Qantas Airbus A380s return to the skies

After being grounded for almost two years, the Qantas superjumbos soar once more.

By David Flynn, January 11 2022
Qantas Airbus A380s return to the skies

Almost two years after Qantas grounded its 12-strong superjumbo fleet at the start of the pandemic, the A380s are taking to the skies again.

This week – indeed, today, Tuesday January 11 – sees the double-decker jet return to the Sydney-Los Angeles service.

It will initially feature three days a week on this flagship route (flying as QF11 on Tuesdays, Thursdays and Sundays), alongside one weekly Boeing 787 service (on Saturdays).

The frequency of those flights, and the number of 'A380 days', is expected to steadily increase as more superjumbos come back and once Queensland relaxes its strict quarantine rules which require Qantas' 70-odd Brisbane-based Boeing 787 pilots to undergo 14 days isolation after each international service, which prevents them from being fully utilised for other international flights.

Qantas brought one Airbus A380 out of storage in November for crew training, with a Qantas spokesperson adding this also gave the airline "some flexibility over the busy summer holiday period if we needed it".

And when that need eventuated due to Queensland's 14-day isolation periods, "having the aircraft and the crew ready to go means we're able to plug some of the gap created by having so many 787 pilots stuck with quarantine rules."

A second red-tailed A380 arrived back at Sydney over the weekend, and more will follow ahead of the upgrading of Sydney-Singapore-London to an A380 from June 19.

"The A380 is a favourite among our customers and our employees and it will be fantastic to see it back in the sky again months ahead of schedule." Qantas says.

Qantas now plans to have six A380s in its Sydney hangars by the end of this year, with four more slated to return to service by early 2024 – although the airline says two of the 12-strong superjumbo fleet will be retired "because they will be surplus to requirements."

For now, first class not for sale

However, the A380's first class suites between Sydney and Los Angeles are not being put on sale until March 27.

As Executive Traveller reported earlier this week, Qantas will instead offer all 14 suites as “complimentary upgrades for top-tier frequent flyers” travelling in business class.

They’ll still receive the same meals, drinks and service as anyone in business class – it’ll just be delivered in those spacious suites nestled away in the exclusive first class cabin at the front of the A380’s lower deck.

For the time being, some business class passengers will spend their flight in a first class suite.
For the time being, some business class passengers will spend their flight in a first class suite.

Executive Traveller understands that first cab off the rank will be Platinum One and Platinum Qantas Frequent Flyers booked in business class, who’ll be contacted several days before departure and offered the free upgrade.

What to expect on board the Qantas A380

But it's not just some travellers who are getting an upgrade.

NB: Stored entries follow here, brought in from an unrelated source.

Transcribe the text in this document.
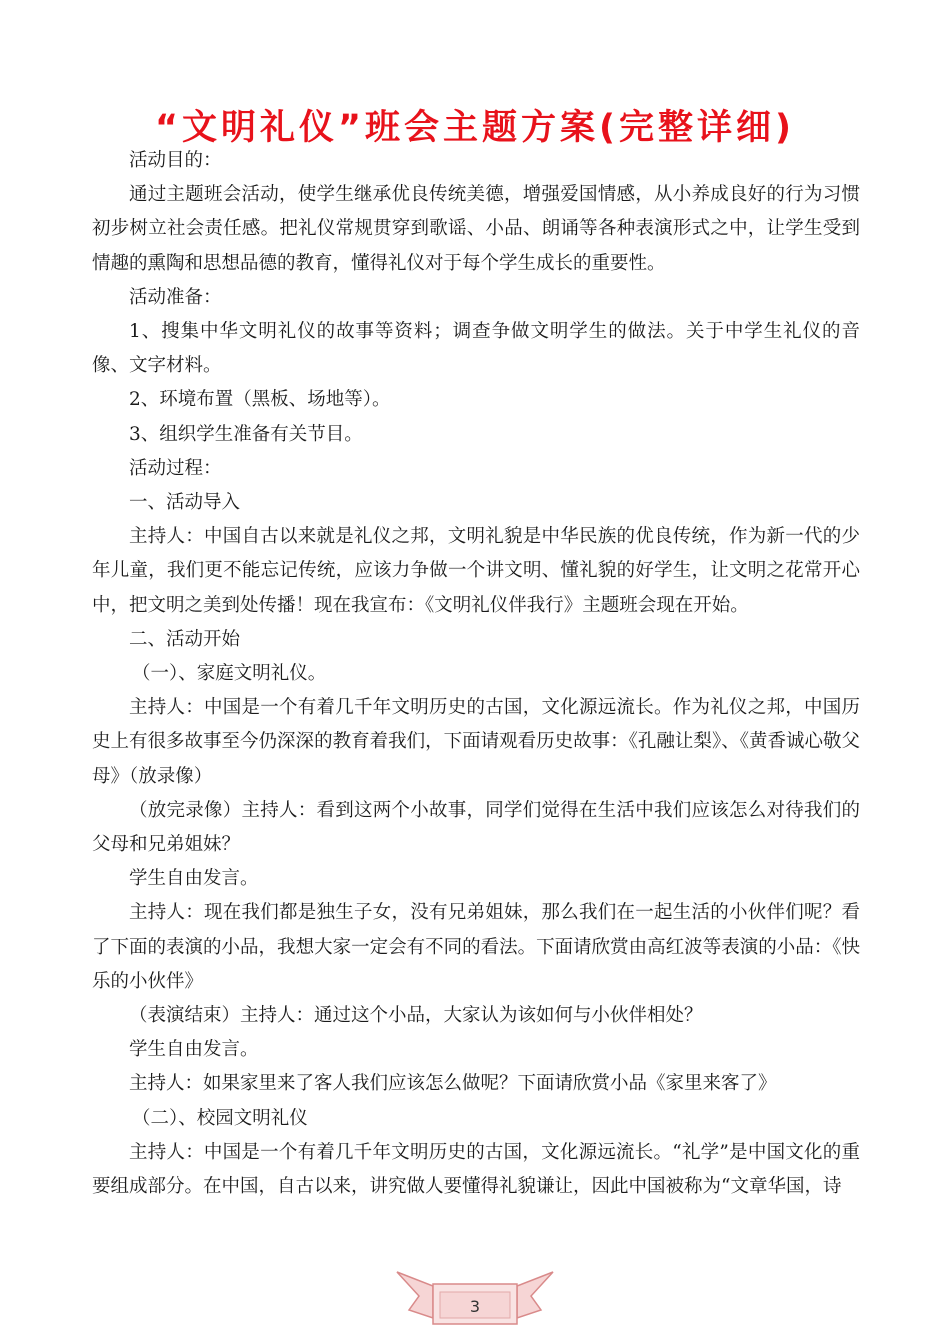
“文明礼仪”班会主题方案(完整详细)

活动目的：

通过主题班会活动，使学生继承优良传统美德，增强爱国情感，从小养成良好的行为习惯初步树立社会责任感。把礼仪常规贯穿到歌谣、小品、朗诵等各种表演形式之中，让学生受到情趣的熏陶和思想品德的教育，懂得礼仪对于每个学生成长的重要性。

活动准备：

1、搜集中华文明礼仪的故事等资料；调查争做文明学生的做法。关于中学生礼仪的音像、文字材料。

2、环境布置（黑板、场地等）。

3、组织学生准备有关节目。

活动过程：

一、活动导入

主持人：中国自古以来就是礼仪之邦，文明礼貌是中华民族的优良传统，作为新一代的少年儿童，我们更不能忘记传统，应该力争做一个讲文明、懂礼貌的好学生，让文明之花常开心中，把文明之美到处传播！现在我宣布：《文明礼仪伴我行》主题班会现在开始。

二、活动开始

（一）、家庭文明礼仪。

主持人：中国是一个有着几千年文明历史的古国，文化源远流长。作为礼仪之邦，中国历史上有很多故事至今仍深深的教育着我们，下面请观看历史故事：《孔融让梨》、《黄香诚心敬父母》（放录像）

（放完录像）主持人：看到这两个小故事，同学们觉得在生活中我们应该怎么对待我们的父母和兄弟姐妹？

学生自由发言。

主持人：现在我们都是独生子女，没有兄弟姐妹，那么我们在一起生活的小伙伴们呢？看了下面的表演的小品，我想大家一定会有不同的看法。下面请欣赏由高红波等表演的小品：《快乐的小伙伴》

（表演结束）主持人：通过这个小品，大家认为该如何与小伙伴相处？

学生自由发言。

主持人：如果家里来了客人我们应该怎么做呢？下面请欣赏小品《家里来客了》

（二）、校园文明礼仪

主持人：中国是一个有着几千年文明历史的古国，文化源远流长。“礼学”是中国文化的重要组成部分。在中国，自古以来，讲究做人要懂得礼貌谦让，因此中国被称为“文章华国，诗

3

Before the pandemic, Qantas had begun the extensive and expensive process of upgrading its entire A380 fleet with a focus on modernising the premium passenger experience.

Each refurbished jet now sports the same business class and premium economy seats as the Boeing 787 Dreamliner, plus two 'premium lounges' on the upper deck – one on either side of the staircase to the lower deck – plus a refresh of the first class suites.

The upgraded Qantas superjumbos have been refreshed with new business class suites and upper deck lounges areas.
The upgraded Qantas superjumbos have been refreshed with new business class suites and upper deck lounges areas.

The intention is for all of the returning A380s to have been modernised, although the superjumbo which takes on Sydney-Los Angeles from this week remains in its original configuration – with the older two-abreast business class Skybeds – as this particular jet was primarily brought back for crew training and as a 'spare'.